Oh indeed, I'm quite in agreement with the both of you on that. Well not in agreement that any good roleplaying happened in spite of a mountain of OOC information as I've seen several specific cases where that wasn't the case but those are fringe exceptions (small children, complete newbies who are talented actors, etc...). Rather that this one piece of OOC information is not instantly lethal to roleplaying.

That having been said there is the fact that this type of OOC information is of a different nature than the others, I don't quite think comparing it to knowing monsters from the MM is equivalent. I think that there are some pretty strong drawbacks to using it but some pretty hefty gains as well. You call it a tool, I call it a stylistic choice, whatever. It's like the question of when you send a party member scouting if you should leave the room with them (I know the general consensus has been reached as no on that one but it's a roughly similar question).

Max_Killjoy
2017-10-12, 05:44 PM
Oh indeed, I'm quite in agreement with the both of you on that. Well not in agreement that any good roleplaying happened in spite of a mountain of OOC information as I've seen several specific cases where that wasn't the case but those are fringe exceptions (small children, complete newbies who are talented actors, etc...). Rather that this one piece of OOC information is not instantly lethal to roleplaying.

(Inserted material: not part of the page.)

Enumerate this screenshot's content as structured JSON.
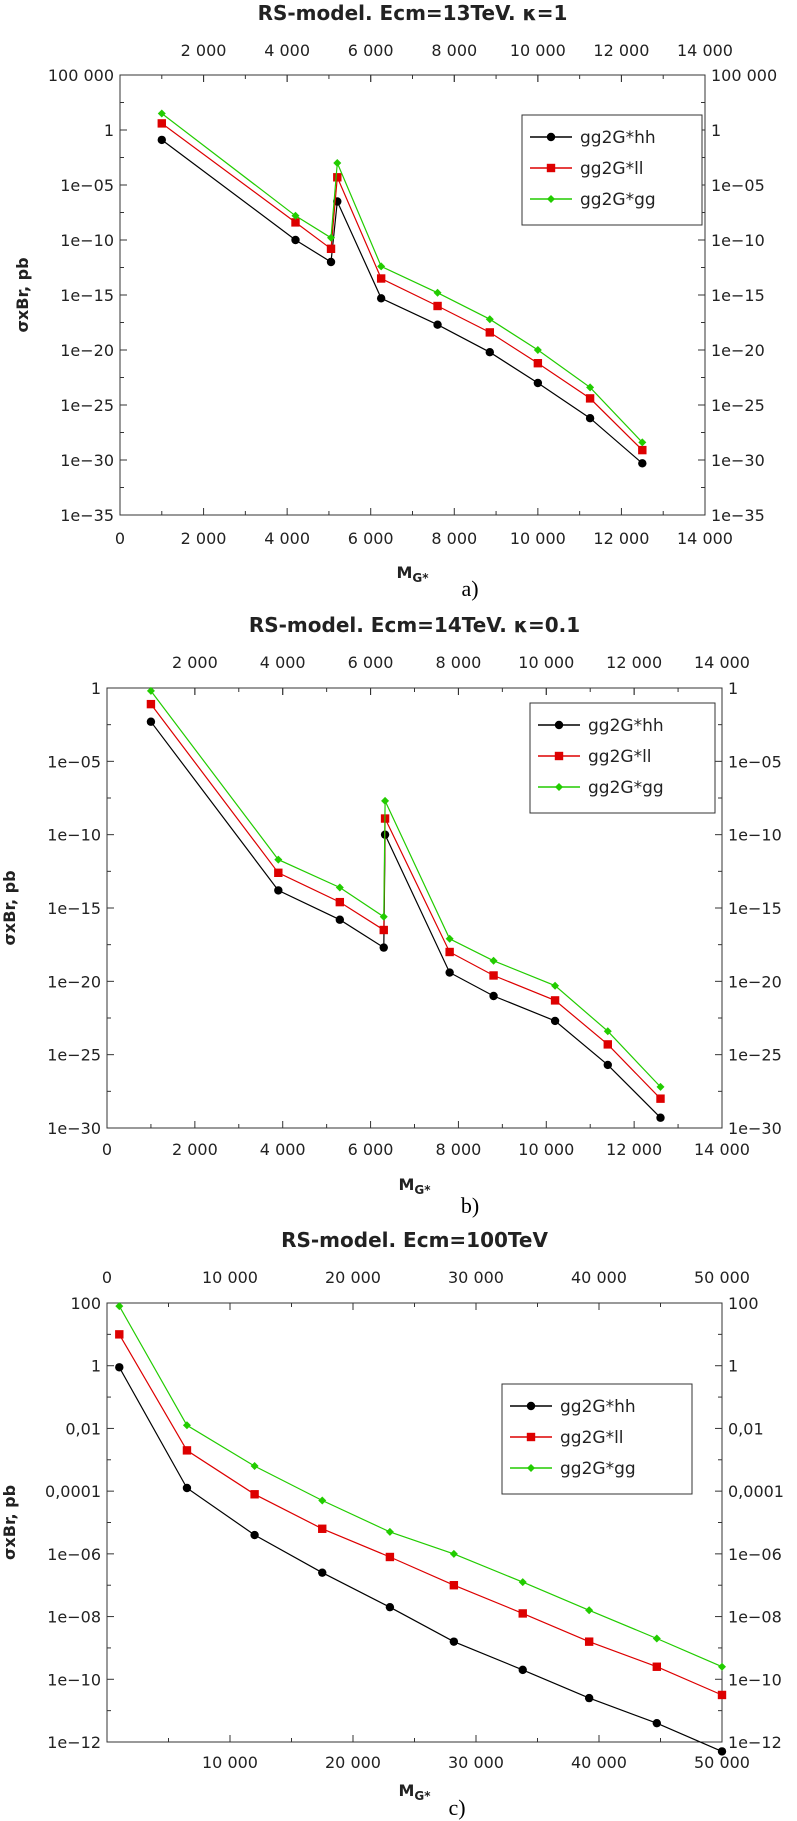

That having been said there is the fact that this type of OOC information is of a different nature than the others, I don't quite think comparing it to knowing monsters from the MM is equivalent. I think that there are some pretty strong drawbacks to using it but some pretty hefty gains as well. You call it a tool, I call it a stylistic choice, whatever. It's like the question of when you send a party member scouting if you should leave the room with them (I know the general consensus has been reached as no on that one but it's a roughly similar question).

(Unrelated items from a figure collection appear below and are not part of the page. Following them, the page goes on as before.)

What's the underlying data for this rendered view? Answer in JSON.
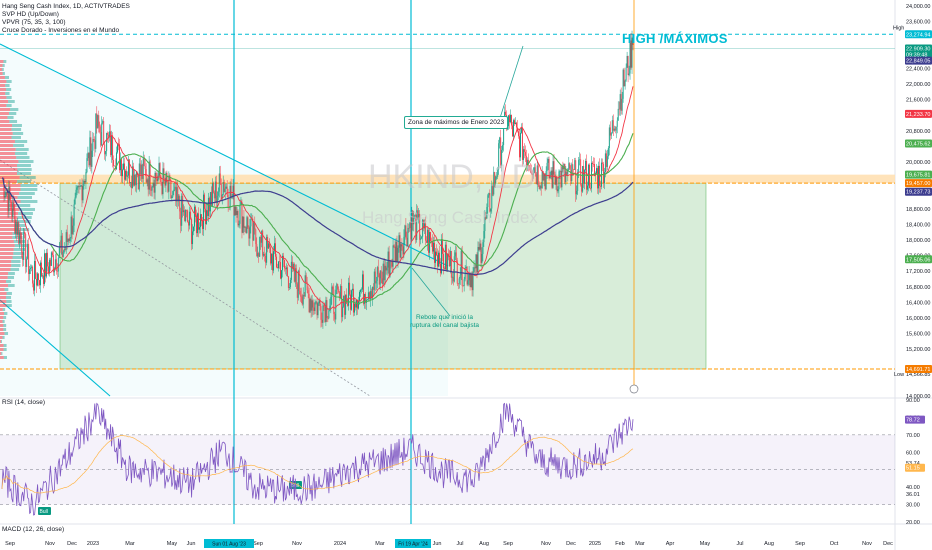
{
  "legend": {
    "title": "Hang Seng Cash Index, 1D, ACTIVTRADES",
    "line2": "SVP HD (Up/Down)",
    "line3": "VPVR (75, 35, 3, 100)",
    "line4": "Cruce Dorado - Inversiones en el Mundo",
    "rsi_label": "RSI (14, close)",
    "macd_label": "MACD (12, 26, close)"
  },
  "watermark": {
    "symbol": "HKIND, 1D",
    "name": "Hang Seng Cash Index"
  },
  "annotations": {
    "high_text": "HIGH /MÁXIMOS",
    "callout_jan": "Zona de máximos de Enero 2023",
    "callout_rebote_1": "Rebote que inició la",
    "callout_rebote_2": "ruptura del canal bajista",
    "high_tag": "High",
    "low_tag": "Low"
  },
  "colors": {
    "price": "#26a69a",
    "candle_up": "#089981",
    "candle_down": "#f23645",
    "ma_fast": "#f23645",
    "ma_mid": "#4caf50",
    "ma_slow": "#3d3d8f",
    "channel": "#00bcd4",
    "zone": "#4caf50",
    "orange": "#ff9800",
    "rsi": "#7e57c2"
  },
  "chart_data": [
    {
      "type": "line",
      "title": "Hang Seng Cash Index, 1D, ACTIVTRADES",
      "x": [
        "Sep",
        "Nov",
        "Dec",
        "2023",
        "Mar",
        "May",
        "Jun",
        "Jul",
        "Sep",
        "Nov",
        "2024",
        "Mar",
        "Apr",
        "Jun",
        "Jul",
        "Aug",
        "Sep",
        "Nov",
        "Dec",
        "2025",
        "Feb"
      ],
      "series": [
        {
          "name": "Hang Seng Cash Index",
          "values": [
            19600,
            17000,
            17800,
            20900,
            19800,
            19600,
            18300,
            19500,
            18000,
            17200,
            16300,
            16500,
            17000,
            18500,
            17500,
            17100,
            21100,
            19700,
            19600,
            19700,
            23000
          ]
        }
      ],
      "ylim": [
        14000,
        24000
      ],
      "y_ticks": [
        "24,000.00",
        "23,600.00",
        "23,274.94",
        "22,909.30",
        "22,849.05",
        "22,400.00",
        "22,000.00",
        "21,600.00",
        "21,233.70",
        "20,800.00",
        "20,475.62",
        "20,000.00",
        "19,675.81",
        "19,457.00",
        "19,237.73",
        "18,800.00",
        "18,400.00",
        "18,000.00",
        "17,600.00",
        "17,505.06",
        "17,200.00",
        "16,800.00",
        "16,400.00",
        "16,000.00",
        "15,600.00",
        "15,200.00",
        "14,691.71",
        "14,566.85",
        "14,000.00"
      ],
      "price_tags": [
        {
          "label": "23,274.94",
          "value": 23274.94,
          "color": "#00bcd4"
        },
        {
          "label": "22,909.30",
          "value": 22909.3,
          "color": "#089981"
        },
        {
          "label": "09:39:48",
          "value": 22760,
          "color": "#089981"
        },
        {
          "label": "22,849.05",
          "value": 22600,
          "color": "#3d3d8f"
        },
        {
          "label": "21,233.70",
          "value": 21233.7,
          "color": "#f23645"
        },
        {
          "label": "20,475.62",
          "value": 20475.62,
          "color": "#4caf50"
        },
        {
          "label": "19,675.81",
          "value": 19675.81,
          "color": "#4caf50"
        },
        {
          "label": "19,457.00",
          "value": 19457,
          "color": "#f57c00"
        },
        {
          "label": "19,237.73",
          "value": 19237.73,
          "color": "#3d3d8f"
        },
        {
          "label": "17,505.06",
          "value": 17505.06,
          "color": "#4caf50"
        },
        {
          "label": "14,691.71",
          "value": 14691.71,
          "color": "#f57c00"
        }
      ],
      "levels": {
        "high": 23274.94,
        "low": 14566.85,
        "resistance": 19457,
        "support": 14691.71
      }
    },
    {
      "type": "line",
      "title": "RSI (14, close)",
      "ylim": [
        20,
        90
      ],
      "y_ticks": [
        "90.00",
        "80.00",
        "70.00",
        "60.00",
        "53.74",
        "50.00",
        "40.00",
        "36.01",
        "30.00",
        "20.00"
      ],
      "current": "78.72",
      "ma": "51.15",
      "series": [
        {
          "name": "RSI",
          "values": [
            45,
            30,
            55,
            83,
            50,
            48,
            42,
            62,
            40,
            38,
            40,
            50,
            55,
            62,
            48,
            44,
            85,
            55,
            52,
            58,
            79
          ]
        }
      ],
      "labels": {
        "bull_1": "Bull",
        "bull_2": "Bull"
      }
    }
  ],
  "xaxis": {
    "labels": [
      "Sep",
      "Nov",
      "Dec",
      "2023",
      "Mar",
      "May",
      "Jun",
      "Jul",
      "Sep",
      "Nov",
      "2024",
      "Mar",
      "Apr",
      "Jun",
      "Jul",
      "Aug",
      "Sep",
      "Nov",
      "Dec",
      "2025",
      "Feb",
      "Mar",
      "Apr",
      "May",
      "Jul",
      "Aug",
      "Sep",
      "Oct",
      "Nov",
      "Dec"
    ],
    "highlight_1": "Sun 01 Aug '23",
    "highlight_2": "Fri 19 Apr '24"
  }
}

Yeah, I'd lean towards "not all OOC knowledge is equivalent".

Knowing the stats and abilities of general monsters isn't the same as knowing the details of the antagonist's plot to the last minutia from session 0 onwards.

Knowing that the enemy has set their plan in motion isn't the same as knowing what that plan is.


"Any OOC knowledge is the same as all OOC knowledge" simply isn't a true statement.